The most important punch of them all, the one that keeps your opponent at bay and enables you to prepare to throw a finishing punch, such as the right cross. The Jab doesn’t have to be a powerful, concussive punch, it’s more as a tester, a stinger, delivered sharply and cleanly. Snap the left glove to the right pad in a straight line, slightly turning the left hip and shoulder as you do so. Push slightly with the ball of your right foot as you punch. Twist the hand so that when you connect with the pad the knuckles make the connection and the palm is facing downwards. And then snap the hand back as quickly as you sent it out.
The pad holder mus remember to mirror the stance of the boxer when catching punches whether they are Orthodox (right handed) or South Paw (left handed). Catching the punch, contact should be at approximately 75% of the overall distance between boxer and pad holder you must allow the boxer to fully extend their arm.
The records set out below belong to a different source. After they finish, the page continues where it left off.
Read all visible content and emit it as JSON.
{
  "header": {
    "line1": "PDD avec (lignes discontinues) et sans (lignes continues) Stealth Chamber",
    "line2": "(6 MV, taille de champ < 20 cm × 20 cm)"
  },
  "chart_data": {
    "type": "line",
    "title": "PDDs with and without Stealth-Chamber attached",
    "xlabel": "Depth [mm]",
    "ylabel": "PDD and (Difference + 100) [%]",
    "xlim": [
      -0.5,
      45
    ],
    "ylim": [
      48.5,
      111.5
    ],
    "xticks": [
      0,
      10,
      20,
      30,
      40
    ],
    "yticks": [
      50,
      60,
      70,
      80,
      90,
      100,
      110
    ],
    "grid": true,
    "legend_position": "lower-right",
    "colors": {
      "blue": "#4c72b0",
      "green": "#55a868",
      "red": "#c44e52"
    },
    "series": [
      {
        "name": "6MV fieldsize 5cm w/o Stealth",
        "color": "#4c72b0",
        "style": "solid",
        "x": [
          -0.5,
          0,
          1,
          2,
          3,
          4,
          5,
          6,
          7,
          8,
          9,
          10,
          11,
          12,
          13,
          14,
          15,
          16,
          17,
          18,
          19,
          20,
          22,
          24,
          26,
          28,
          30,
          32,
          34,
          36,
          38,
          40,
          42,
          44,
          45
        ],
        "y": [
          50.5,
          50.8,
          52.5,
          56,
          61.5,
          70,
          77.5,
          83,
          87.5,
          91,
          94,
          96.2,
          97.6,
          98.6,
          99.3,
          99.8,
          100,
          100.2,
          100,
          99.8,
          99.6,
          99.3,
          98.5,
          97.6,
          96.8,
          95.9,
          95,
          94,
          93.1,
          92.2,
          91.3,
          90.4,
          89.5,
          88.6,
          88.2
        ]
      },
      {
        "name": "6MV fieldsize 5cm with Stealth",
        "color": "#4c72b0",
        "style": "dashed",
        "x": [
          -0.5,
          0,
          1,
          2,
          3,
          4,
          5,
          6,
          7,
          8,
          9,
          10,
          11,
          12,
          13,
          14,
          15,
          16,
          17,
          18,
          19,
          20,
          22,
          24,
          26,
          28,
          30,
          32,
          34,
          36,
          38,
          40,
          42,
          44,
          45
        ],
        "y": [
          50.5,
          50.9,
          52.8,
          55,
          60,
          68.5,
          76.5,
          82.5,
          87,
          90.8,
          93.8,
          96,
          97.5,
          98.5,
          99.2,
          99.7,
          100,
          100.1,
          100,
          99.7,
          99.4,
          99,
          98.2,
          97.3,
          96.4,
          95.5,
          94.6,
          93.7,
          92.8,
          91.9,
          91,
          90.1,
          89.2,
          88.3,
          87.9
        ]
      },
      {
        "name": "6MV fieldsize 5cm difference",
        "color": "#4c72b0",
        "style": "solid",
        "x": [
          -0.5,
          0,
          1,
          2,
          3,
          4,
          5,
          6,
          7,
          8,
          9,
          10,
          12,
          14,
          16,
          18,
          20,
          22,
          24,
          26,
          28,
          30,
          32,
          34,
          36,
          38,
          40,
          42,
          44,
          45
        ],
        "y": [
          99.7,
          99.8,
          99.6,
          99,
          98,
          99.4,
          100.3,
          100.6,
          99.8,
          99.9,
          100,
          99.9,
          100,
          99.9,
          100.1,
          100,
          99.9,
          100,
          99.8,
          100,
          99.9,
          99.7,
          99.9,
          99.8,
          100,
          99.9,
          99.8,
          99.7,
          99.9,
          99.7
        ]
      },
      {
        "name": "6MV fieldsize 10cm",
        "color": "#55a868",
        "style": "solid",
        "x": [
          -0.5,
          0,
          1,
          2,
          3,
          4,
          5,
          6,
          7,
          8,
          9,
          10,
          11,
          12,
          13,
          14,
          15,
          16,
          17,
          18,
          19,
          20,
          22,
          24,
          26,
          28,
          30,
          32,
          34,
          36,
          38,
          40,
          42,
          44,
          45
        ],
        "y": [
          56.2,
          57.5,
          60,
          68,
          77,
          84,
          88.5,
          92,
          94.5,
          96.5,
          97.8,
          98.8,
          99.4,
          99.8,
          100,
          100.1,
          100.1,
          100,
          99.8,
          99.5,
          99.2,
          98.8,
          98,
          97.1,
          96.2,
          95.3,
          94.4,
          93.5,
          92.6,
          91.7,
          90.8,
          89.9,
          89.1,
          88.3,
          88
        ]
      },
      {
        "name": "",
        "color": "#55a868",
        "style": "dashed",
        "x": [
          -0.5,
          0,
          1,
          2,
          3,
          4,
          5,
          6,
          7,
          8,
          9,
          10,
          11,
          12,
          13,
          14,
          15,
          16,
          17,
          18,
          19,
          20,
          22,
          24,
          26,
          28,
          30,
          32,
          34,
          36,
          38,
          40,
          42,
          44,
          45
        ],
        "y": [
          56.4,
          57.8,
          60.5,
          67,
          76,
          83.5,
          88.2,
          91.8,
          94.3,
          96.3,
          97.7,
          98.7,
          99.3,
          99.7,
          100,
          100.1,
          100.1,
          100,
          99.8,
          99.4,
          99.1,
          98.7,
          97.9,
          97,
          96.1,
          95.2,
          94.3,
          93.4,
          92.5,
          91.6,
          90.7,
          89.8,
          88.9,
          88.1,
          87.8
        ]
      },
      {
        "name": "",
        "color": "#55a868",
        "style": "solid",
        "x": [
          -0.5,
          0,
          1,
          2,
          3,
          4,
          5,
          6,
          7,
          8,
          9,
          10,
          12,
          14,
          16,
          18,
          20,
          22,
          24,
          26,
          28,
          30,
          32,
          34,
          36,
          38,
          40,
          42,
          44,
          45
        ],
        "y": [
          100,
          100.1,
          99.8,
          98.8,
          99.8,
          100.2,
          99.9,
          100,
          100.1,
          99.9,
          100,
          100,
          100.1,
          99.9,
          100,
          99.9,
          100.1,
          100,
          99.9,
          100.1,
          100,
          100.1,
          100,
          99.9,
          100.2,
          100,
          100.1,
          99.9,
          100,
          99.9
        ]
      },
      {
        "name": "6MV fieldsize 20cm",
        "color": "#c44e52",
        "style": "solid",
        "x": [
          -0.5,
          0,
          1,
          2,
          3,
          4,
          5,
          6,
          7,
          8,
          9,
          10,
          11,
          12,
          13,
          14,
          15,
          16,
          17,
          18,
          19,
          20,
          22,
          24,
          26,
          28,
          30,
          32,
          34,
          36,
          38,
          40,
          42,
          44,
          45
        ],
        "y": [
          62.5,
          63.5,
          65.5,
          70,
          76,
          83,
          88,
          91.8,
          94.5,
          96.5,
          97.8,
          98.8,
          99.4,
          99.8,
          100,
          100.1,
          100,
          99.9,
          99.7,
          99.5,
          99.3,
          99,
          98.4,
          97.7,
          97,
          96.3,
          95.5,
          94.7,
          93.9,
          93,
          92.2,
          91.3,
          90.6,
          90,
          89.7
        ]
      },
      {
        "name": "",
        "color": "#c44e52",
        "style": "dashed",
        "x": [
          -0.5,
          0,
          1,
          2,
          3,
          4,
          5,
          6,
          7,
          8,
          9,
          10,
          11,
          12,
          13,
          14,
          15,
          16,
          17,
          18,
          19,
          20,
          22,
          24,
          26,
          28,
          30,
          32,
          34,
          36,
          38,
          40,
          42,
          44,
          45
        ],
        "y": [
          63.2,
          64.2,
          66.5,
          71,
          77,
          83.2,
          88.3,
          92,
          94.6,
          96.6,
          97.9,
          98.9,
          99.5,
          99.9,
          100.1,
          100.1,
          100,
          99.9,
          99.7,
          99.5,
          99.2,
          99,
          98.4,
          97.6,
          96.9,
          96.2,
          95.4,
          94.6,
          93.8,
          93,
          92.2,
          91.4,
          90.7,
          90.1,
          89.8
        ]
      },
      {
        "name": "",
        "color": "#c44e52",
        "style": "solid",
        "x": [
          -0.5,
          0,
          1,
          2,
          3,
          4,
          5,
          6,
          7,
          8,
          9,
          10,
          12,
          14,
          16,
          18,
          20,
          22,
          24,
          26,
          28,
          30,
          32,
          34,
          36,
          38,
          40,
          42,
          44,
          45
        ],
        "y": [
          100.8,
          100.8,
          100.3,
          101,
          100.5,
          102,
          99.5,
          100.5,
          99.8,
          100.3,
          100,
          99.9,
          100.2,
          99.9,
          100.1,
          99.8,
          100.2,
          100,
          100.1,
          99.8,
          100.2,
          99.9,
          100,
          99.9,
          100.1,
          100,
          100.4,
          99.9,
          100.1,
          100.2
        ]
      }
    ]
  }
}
The jab is sometimes referred to as ‘the spacer’, in that it can prepare you to throw the big punch, the cross, with your naturally stronger side. For the Orthodox Boxer (right hand dominant), staying upright rather than leaning, twist the right hip and shoulder and the ball of the foot, and punch ‘through’ the right pad. Again, pull the arm back quickly. For the Southpaw Boxer (left hand dominant), twist the left hip and shoulder and the ball of the foot, and punch ‘through’ the left pad. Again, pull the arm back quickly.
The pad holder does exactly the same to catch this punch as the Jab. Note; Jabs and Cross punches are thrown to the opposite hand pads. Left Jab to Left Pad and Right Cross to Right Pad for Orthodox. Right Jab to Right Pad and Left Cross to Left Pad for South Paw.
Usually used when you’re up very close and personal with an opponent, this finisher punch requires you to pivot to the side of which arm you are going to throw from, drop the left shoulder (if it’s a left uppercut you’re intending), dip into a partial squat position, and then explode upwards, whilst keeping the other hand hand close to the head, keeping guard. Note, palm facing inwards and engaging with the knuckles at all times.
Repeat for right uppercut by pivoting to the right before dropping the right shoulder and dipping into the semi squat. Your dominant will be considerably more powerful than your non dominant.
Starting from the Jab Cross position the pad holder has to just drop the pad down to create a 90 degree angle at the elbow to meet the punch and then allow the boxer to push through in an upward motion.
The Left Hook
For a left hook, twist the body to the left, while keeping the arms tight (any space between the arms and body and your opponent will have an open invitation!), bend the left arm at the elbow to 90 degrees. Then pivot back, hitting the pad with the palm downwards. Think of having stored energy as you first pivot the left, and then unleash it, big time.
The right hook is less commonly used, but follows a similar pattern.
To catch this punch, again starting from the Jab Cross position the pad holder has to turn the pad inward simulating a the position of an opponents head. Keeping the arm in a 90 degree bend at the elbow helps strengthen the pad holders arm and protects the shoulder from injury.